My mea culpa here, AB did not reengineer the whole thing, though the NTSB, FAA, and Direction Général del’Aviation Civile strongly recommended a redesign that AB apparently ignored, and a subsequent A.D requires it or an acceptable alternative listed in the A.D. 2012-21-15. Something else to not read that doesn't support your case is linked below. Red herring or not, your reply to christopher willard was, for whatever reason, at best inaccurate.

http://www.aero-news.net/index.cfm?do=main.textpost&id=20499365-2de2-4a5c-93c6-334b05ccaae5
tyketto
Brad Littlejohn 1
I read the entire AD... WHEN IT WAS FIRST RELEASED IN 2002. And even after skimming it again, you still fail to make any point. Again, please tell me where AAL587 was due to a design flaw, and not overuse of the rudder let alone fatigue causing it to fall off.

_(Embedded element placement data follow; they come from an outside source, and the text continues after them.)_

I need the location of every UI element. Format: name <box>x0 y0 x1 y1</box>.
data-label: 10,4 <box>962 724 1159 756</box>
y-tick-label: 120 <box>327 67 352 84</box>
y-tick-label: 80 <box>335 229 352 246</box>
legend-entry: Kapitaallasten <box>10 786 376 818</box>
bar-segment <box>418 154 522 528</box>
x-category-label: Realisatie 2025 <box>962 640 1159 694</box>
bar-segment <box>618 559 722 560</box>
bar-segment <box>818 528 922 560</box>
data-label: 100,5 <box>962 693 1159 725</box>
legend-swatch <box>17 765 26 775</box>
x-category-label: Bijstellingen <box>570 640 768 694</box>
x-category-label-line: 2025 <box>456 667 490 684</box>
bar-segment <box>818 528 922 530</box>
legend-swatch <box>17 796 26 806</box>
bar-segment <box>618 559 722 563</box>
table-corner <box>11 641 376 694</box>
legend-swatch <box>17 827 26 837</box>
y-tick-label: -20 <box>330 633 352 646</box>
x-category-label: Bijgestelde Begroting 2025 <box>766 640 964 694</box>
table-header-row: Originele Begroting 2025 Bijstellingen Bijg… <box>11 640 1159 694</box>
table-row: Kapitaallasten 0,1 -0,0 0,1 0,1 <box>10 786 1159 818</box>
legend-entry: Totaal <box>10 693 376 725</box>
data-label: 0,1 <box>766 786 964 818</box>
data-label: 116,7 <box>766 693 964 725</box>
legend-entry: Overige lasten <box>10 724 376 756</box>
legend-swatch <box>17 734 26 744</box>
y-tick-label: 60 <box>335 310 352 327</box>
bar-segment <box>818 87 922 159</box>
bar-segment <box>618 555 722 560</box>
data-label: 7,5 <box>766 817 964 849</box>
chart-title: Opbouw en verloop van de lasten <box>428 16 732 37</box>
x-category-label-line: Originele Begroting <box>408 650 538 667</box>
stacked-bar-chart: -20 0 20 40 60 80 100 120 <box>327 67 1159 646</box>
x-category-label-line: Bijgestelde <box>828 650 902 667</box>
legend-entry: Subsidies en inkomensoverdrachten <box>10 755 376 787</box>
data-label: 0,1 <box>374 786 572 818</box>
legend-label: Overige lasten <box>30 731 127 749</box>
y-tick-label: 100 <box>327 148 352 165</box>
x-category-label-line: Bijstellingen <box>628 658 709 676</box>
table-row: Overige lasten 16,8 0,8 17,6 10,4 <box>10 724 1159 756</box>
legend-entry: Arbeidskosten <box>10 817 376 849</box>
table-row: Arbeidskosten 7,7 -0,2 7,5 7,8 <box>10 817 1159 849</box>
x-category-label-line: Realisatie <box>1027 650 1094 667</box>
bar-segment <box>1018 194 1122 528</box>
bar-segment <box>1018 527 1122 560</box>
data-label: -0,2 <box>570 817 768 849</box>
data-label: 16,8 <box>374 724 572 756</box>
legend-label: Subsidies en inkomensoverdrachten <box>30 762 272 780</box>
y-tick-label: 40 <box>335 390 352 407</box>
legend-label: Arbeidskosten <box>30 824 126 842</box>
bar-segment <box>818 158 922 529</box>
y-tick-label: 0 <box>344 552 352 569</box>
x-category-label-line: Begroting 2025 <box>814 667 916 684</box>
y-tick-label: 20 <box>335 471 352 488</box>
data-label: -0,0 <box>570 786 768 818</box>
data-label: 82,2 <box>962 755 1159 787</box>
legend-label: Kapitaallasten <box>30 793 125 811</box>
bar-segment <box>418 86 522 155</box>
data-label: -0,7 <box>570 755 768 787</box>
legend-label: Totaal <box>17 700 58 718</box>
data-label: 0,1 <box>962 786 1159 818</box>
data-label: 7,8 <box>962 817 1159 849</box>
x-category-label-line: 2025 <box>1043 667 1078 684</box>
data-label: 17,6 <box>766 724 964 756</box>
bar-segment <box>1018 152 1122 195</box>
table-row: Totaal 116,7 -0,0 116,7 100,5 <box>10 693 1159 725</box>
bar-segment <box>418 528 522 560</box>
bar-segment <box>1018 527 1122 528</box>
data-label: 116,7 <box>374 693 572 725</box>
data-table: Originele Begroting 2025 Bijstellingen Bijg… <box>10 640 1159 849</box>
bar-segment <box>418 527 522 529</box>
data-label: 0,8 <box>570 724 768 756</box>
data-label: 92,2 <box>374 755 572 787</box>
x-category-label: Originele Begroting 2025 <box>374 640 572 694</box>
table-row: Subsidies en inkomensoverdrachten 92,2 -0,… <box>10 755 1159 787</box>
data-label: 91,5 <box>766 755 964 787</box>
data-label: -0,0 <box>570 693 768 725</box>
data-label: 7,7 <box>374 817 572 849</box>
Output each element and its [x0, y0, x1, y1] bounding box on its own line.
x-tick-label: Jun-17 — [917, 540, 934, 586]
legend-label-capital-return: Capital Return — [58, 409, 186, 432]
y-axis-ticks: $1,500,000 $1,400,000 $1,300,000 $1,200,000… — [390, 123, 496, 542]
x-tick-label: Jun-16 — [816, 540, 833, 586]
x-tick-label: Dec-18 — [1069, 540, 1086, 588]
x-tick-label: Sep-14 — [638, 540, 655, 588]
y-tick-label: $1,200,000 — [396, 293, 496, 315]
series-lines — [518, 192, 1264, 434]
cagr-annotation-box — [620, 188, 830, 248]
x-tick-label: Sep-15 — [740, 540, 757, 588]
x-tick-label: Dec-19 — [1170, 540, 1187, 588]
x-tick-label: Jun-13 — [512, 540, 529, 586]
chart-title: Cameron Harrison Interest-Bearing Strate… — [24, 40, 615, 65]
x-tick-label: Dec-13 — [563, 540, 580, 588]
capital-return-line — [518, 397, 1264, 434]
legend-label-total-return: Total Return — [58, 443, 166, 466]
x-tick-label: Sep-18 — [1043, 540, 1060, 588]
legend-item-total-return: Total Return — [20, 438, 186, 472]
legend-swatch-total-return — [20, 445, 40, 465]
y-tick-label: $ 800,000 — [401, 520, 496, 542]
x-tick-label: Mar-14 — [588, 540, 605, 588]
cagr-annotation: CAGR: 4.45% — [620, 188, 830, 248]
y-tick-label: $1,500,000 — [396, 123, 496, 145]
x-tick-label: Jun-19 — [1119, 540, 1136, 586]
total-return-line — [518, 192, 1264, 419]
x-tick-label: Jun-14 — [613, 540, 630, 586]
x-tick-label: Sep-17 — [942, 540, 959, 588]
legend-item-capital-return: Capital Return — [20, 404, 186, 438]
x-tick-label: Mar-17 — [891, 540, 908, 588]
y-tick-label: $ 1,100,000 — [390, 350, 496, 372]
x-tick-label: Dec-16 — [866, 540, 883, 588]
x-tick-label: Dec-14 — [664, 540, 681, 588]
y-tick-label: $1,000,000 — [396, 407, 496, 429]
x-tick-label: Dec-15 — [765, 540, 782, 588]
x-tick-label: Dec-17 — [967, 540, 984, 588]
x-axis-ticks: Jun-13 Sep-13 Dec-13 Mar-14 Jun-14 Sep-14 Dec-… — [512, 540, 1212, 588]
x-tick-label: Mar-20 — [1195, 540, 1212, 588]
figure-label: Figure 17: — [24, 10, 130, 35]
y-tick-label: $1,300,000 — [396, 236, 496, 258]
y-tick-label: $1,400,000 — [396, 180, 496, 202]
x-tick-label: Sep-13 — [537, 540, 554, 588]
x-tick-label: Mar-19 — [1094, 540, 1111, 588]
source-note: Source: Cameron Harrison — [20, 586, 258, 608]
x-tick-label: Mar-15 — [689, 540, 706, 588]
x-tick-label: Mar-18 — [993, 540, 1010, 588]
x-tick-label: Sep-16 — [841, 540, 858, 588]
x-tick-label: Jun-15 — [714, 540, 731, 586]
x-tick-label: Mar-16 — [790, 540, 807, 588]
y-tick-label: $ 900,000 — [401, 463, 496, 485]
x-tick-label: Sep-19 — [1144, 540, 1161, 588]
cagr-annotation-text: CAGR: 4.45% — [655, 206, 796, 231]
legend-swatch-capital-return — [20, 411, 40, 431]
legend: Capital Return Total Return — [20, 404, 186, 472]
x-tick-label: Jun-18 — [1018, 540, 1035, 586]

Again, your post here makes no sense, and is a complete red herring to the fact that there IS a design flaw on the B38m and B39M. That has already been explained and documented.
btweston
btweston 8
you are paranoid and delusional, friend.
patpylot
patrick baker 4
another piece of bad boeing behavior. Pilots in the end only want, and do demand a predictable, consistent performing machine, and efforts to stiffle that impulse reflect badly on the stiffilers. Those folks at boeing ought to be fired and replaced by folks with more helpful instincts. This includes executives, board memebers, and anybody senior enough to have hobbled the exposure and remediation of the boeing bucking bronco, the Max 737...and done publicly and labeled as such, otherwise more coverup and obfuscation, none of which boeing can further afford
JimG4170L
Jim Goldfuss 14
Unfortunately this just comes across as a company disregarding the feedback from their customers. If pilots (not A pilot, but a union) is saying to take certain steps, Boeing should have reacted immediately. Pilots fly that plane day in and day out and know what to do - if they say to make a fix, it shouldn't be so readily dismissed as it appears Boeing has. It is disturbing how much new information is coming out about the things Boeing did to keep this plane under the 737 banner and under a single type certificate. If it weren't for the need to keep certification the same as other 737's, MCAS wouldn't have been necessary, and pilots would have been trained to fly a perfectly capable and stable aircraft.